MID-SOUTH MEMORIES
25 years ago — 1996
Everything fell for Harding Academy’s Clint Allen Saturday night, including two Shelby-metro three-point records. Allen broke the career threepoint record as he also set the singlegame three-point record, scoring 46 points in a 100-56 basketball victory over First Assembly Christian School at Harding. The 5-11 senior guard hit 14 three-pointers, bringing his career total to 268. Allen, who averages 17.6 points per game, was 15-of-24 from the field, including 9-of-11 three-pointers in the first half, when he broke the career three-point record of 262 set by Bartlett’s Brian Rankin last season. Rankin broke the previous record of 251 by former Treadwell standout and NBA all-star Anfernee Hardaway.
50 years ago — 1971
Sun-seekers in south Florida awakened yesterday to foot-long icicles, ice-encrusted bird baths and bonechilling winds.
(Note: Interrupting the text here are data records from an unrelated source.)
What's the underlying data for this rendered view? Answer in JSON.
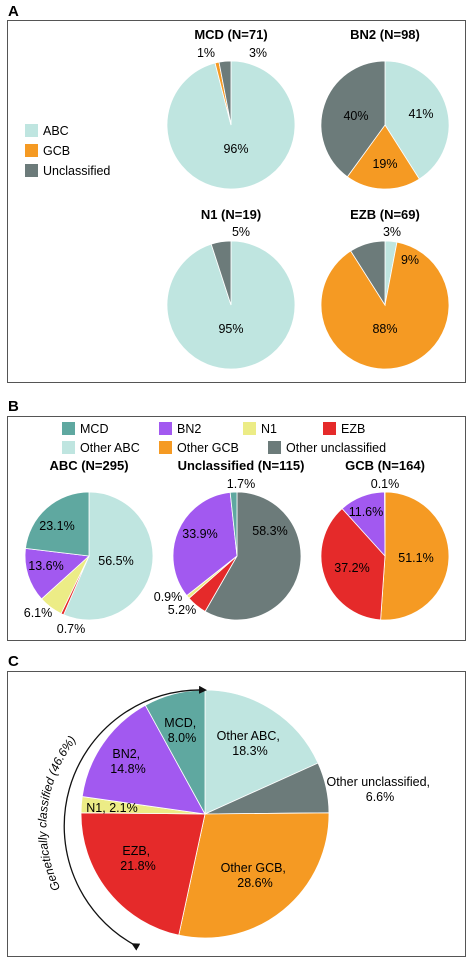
{
  "colors": {
    "abc": "#bfe5e0",
    "gcb": "#f59a23",
    "unclassified": "#6c7b7a",
    "mcd": "#5fa8a0",
    "bn2": "#a259f0",
    "n1": "#ecec86",
    "ezb": "#e52a2a",
    "other_abc": "#bfe5e0",
    "other_gcb": "#f59a23",
    "other_unclassified": "#6c7b7a",
    "panel_border": "#555555"
  },
  "panels": {
    "a": {
      "letter": "A",
      "legend": [
        "ABC",
        "GCB",
        "Unclassified"
      ]
    },
    "b": {
      "letter": "B",
      "legend": [
        "MCD",
        "BN2",
        "N1",
        "EZB",
        "Other ABC",
        "Other GCB",
        "Other unclassified"
      ]
    },
    "c": {
      "letter": "C",
      "arc_label": "Genetically classified (46.6%)"
    }
  },
  "chart_data": [
    {
      "type": "pie",
      "panel": "A",
      "title": "MCD (N=71)",
      "slices": [
        {
          "label": "ABC",
          "value": 96,
          "text": "96%",
          "color": "#bfe5e0"
        },
        {
          "label": "GCB",
          "value": 1,
          "text": "1%",
          "color": "#f59a23"
        },
        {
          "label": "Unclassified",
          "value": 3,
          "text": "3%",
          "color": "#6c7b7a"
        }
      ]
    },
    {
      "type": "pie",
      "panel": "A",
      "title": "BN2 (N=98)",
      "slices": [
        {
          "label": "ABC",
          "value": 41,
          "text": "41%",
          "color": "#bfe5e0"
        },
        {
          "label": "GCB",
          "value": 19,
          "text": "19%",
          "color": "#f59a23"
        },
        {
          "label": "Unclassified",
          "value": 40,
          "text": "40%",
          "color": "#6c7b7a"
        }
      ]
    },
    {
      "type": "pie",
      "panel": "A",
      "title": "N1 (N=19)",
      "slices": [
        {
          "label": "ABC",
          "value": 95,
          "text": "95%",
          "color": "#bfe5e0"
        },
        {
          "label": "Unclassified",
          "value": 5,
          "text": "5%",
          "color": "#6c7b7a"
        }
      ]
    },
    {
      "type": "pie",
      "panel": "A",
      "title": "EZB (N=69)",
      "slices": [
        {
          "label": "ABC",
          "value": 3,
          "text": "3%",
          "color": "#bfe5e0"
        },
        {
          "label": "GCB",
          "value": 88,
          "text": "88%",
          "color": "#f59a23"
        },
        {
          "label": "Unclassified",
          "value": 9,
          "text": "9%",
          "color": "#6c7b7a"
        }
      ]
    },
    {
      "type": "pie",
      "panel": "B",
      "title": "ABC (N=295)",
      "slices": [
        {
          "label": "Other ABC",
          "value": 56.5,
          "text": "56.5%",
          "color": "#bfe5e0"
        },
        {
          "label": "EZB",
          "value": 0.7,
          "text": "0.7%",
          "color": "#e52a2a"
        },
        {
          "label": "N1",
          "value": 6.1,
          "text": "6.1%",
          "color": "#ecec86"
        },
        {
          "label": "BN2",
          "value": 13.6,
          "text": "13.6%",
          "color": "#a259f0"
        },
        {
          "label": "MCD",
          "value": 23.1,
          "text": "23.1%",
          "color": "#5fa8a0"
        }
      ]
    },
    {
      "type": "pie",
      "panel": "B",
      "title": "Unclassified (N=115)",
      "slices": [
        {
          "label": "Other unclassified",
          "value": 58.3,
          "text": "58.3%",
          "color": "#6c7b7a"
        },
        {
          "label": "EZB",
          "value": 5.2,
          "text": "5.2%",
          "color": "#e52a2a"
        },
        {
          "label": "N1",
          "value": 0.9,
          "text": "0.9%",
          "color": "#ecec86"
        },
        {
          "label": "BN2",
          "value": 33.9,
          "text": "33.9%",
          "color": "#a259f0"
        },
        {
          "label": "MCD",
          "value": 1.7,
          "text": "1.7%",
          "color": "#5fa8a0"
        }
      ]
    },
    {
      "type": "pie",
      "panel": "B",
      "title": "GCB (N=164)",
      "slices": [
        {
          "label": "Other GCB",
          "value": 51.1,
          "text": "51.1%",
          "color": "#f59a23"
        },
        {
          "label": "EZB",
          "value": 37.2,
          "text": "37.2%",
          "color": "#e52a2a"
        },
        {
          "label": "BN2",
          "value": 11.6,
          "text": "11.6%",
          "color": "#a259f0"
        },
        {
          "label": "MCD",
          "value": 0.1,
          "text": "0.1%",
          "color": "#5fa8a0"
        }
      ]
    },
    {
      "type": "pie",
      "panel": "C",
      "title": "",
      "slices": [
        {
          "label": "Other ABC",
          "value": 18.3,
          "text": "Other ABC,|18.3%",
          "color": "#bfe5e0"
        },
        {
          "label": "Other unclassified",
          "value": 6.6,
          "text": "Other unclassified,|6.6%",
          "color": "#6c7b7a"
        },
        {
          "label": "Other GCB",
          "value": 28.6,
          "text": "Other GCB,|28.6%",
          "color": "#f59a23"
        },
        {
          "label": "EZB",
          "value": 21.8,
          "text": "EZB,|21.8%",
          "color": "#e52a2a"
        },
        {
          "label": "N1",
          "value": 2.1,
          "text": "N1, 2.1%",
          "color": "#ecec86"
        },
        {
          "label": "BN2",
          "value": 14.8,
          "text": "BN2,|14.8%",
          "color": "#a259f0"
        },
        {
          "label": "MCD",
          "value": 8.0,
          "text": "MCD,|8.0%",
          "color": "#5fa8a0"
        }
      ]
    }
  ]
}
Thousands of New Yorkers flooded city offices with complaints of lack of heat, New Englanders bundled up against temperatures far below zero. The West, in contrast, was unseasonably mild. While tourists in Miami shivered in a record 35-degree chill and a bitter wind, early-morning readings in Montana were in the 40s and Thermal, Calif., had a balmy 63. Temperatures in central Florida’s citrus belt dipped below freezing for about six hours, but a low humidity and high wind that prevented frost from forming apparently averted major crop damage.
75 years ago — 1946
SAN FRANCISCO – Six members of Congress returned Sunday by plane from Honolulu after conducting hearings on Hawaii’s petition for statehood and said they would report Thursday to the full Committee on Territories in Washington. Rep. Henry D. Larcade Jr. (D., La.) said following the hearings that the subcommittee, of which he is chairman, “is convinced ... the people of the Territory of Hawaii have demonstrated ... their capacity to assume the responsibility of statehood.”
100 years ago — 1921
Inauguration of a fight for lower freight rates on low-grade hardwood lumber and adoption of resolutions pledging preference for American bottoms for export lumber were featured at the annual meeting of the Southern Hardwood Traffic Association in Hotel Gayoso yesterday. About 250 lumber shippers attended the session.